Influenciador Fábio Giga se envolve em acidente com Porsche em São Paulo

O influenciador digital e fisiculturista Fábio Giga se envolveu em um acidente de carro no Ipiranga, em São Paulo, enquanto dirigia uma Porsche. O veículo colidiu com duas motocicletas e outros dois carros, deixando duas pessoas feridas. Testemunhas afirmam que o carro estava em alta velocidade.
Influenciador Fábio Giga se envolve em acidente com Porsche em São Paulo

Influenciador Fábio Giga se envolve em acidente com Porsche em São Paulo Um Porsche desgovernado, um influenciador famoso e uma avenida movimentada em São Paulo: o acidente com Fábio Giga virou laboratório do choque entre narrativa, perícia e opinião pública.

De um lado, veículos mais críticos à figura de influenciadores enfatizam a imprudência. A Revista Oeste destaca que a própria polícia aponta “alta velocidade” como fator inicial para a batida com poste e outros quatro veículos, em acidente que deixou dois motociclistas feridos no Ipiranga. O boletim de ocorrência fala em “velocidade incompatível com a via” como causa preliminar, e relatos de motoristas descrevem o Porsche se aproximando “rapidamente” pelo retrovisor antes do impacto em sequência. A Revista Fórum segue na mesma trilha, sublinhando que o influenciador “perdeu o controle de uma Porsche e atingiu duas motocicletas e dois carros”, e que testemunhas alegaram que o veículo trafegava em alta velocidade.

Do outro lado, a cobertura alinhada ao governo adota tom mais cauteloso, enfatizando a investigação em curso. A CartaCapital ressalta que a Polícia Civil ainda apura o caso e pediu perícia técnica e análise de imagens para verificar se o carro estava mesmo acima do limite de 50 a 60 km/h na via. O texto registra a versão de Fábio Giga, que atribui a perda de controle a um “desnível na via” e diz não se lembrar da velocidade exata.

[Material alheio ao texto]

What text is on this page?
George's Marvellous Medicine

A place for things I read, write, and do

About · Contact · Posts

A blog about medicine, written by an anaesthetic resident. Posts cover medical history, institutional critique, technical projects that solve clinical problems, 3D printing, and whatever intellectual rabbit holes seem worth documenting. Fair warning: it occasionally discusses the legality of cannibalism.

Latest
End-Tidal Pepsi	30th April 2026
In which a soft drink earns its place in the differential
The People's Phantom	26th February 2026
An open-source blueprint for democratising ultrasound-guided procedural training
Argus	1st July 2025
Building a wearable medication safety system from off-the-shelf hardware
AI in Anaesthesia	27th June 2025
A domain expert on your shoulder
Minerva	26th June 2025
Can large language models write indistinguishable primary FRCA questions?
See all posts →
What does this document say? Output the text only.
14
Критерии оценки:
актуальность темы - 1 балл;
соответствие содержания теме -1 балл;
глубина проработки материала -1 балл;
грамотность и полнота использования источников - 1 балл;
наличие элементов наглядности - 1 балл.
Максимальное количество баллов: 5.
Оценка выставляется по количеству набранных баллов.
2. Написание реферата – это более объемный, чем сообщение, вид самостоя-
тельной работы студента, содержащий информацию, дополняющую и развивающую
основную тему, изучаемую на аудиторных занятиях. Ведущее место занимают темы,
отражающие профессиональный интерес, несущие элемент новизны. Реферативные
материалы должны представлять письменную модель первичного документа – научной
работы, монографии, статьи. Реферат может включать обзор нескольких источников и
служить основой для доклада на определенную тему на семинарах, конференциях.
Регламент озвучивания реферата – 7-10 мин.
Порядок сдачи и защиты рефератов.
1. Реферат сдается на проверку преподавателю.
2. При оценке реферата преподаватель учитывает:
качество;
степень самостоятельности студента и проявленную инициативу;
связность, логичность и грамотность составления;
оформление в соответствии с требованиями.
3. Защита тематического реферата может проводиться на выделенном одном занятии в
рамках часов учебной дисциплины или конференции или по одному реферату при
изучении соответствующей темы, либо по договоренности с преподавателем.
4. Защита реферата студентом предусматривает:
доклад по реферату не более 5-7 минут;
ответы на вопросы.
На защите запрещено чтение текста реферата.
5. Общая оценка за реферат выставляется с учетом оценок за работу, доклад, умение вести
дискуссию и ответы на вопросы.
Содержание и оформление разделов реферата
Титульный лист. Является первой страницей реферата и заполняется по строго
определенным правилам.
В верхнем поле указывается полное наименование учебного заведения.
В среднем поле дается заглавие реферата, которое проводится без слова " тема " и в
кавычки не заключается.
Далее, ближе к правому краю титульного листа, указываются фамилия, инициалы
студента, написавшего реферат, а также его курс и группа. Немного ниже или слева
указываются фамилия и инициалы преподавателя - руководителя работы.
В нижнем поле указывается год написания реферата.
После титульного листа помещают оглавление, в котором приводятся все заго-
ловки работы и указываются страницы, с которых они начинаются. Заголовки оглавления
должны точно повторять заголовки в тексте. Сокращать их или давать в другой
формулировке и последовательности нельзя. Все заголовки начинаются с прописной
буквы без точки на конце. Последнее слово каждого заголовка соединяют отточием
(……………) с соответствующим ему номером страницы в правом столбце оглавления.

Há, porém, pontos de convergência raros em coberturas polarizadas: todos destacam que o teste do bafômetro deu negativo para consumo de álcool, que as duas vítimas tiveram ferimentos sem risco de morte e que o caso foi registrado como lesão corporal culposa. No embate entre narrativa de imprudência e discurso de fatalidade, a resposta final tende a vir menos do Instagram e mais da perícia.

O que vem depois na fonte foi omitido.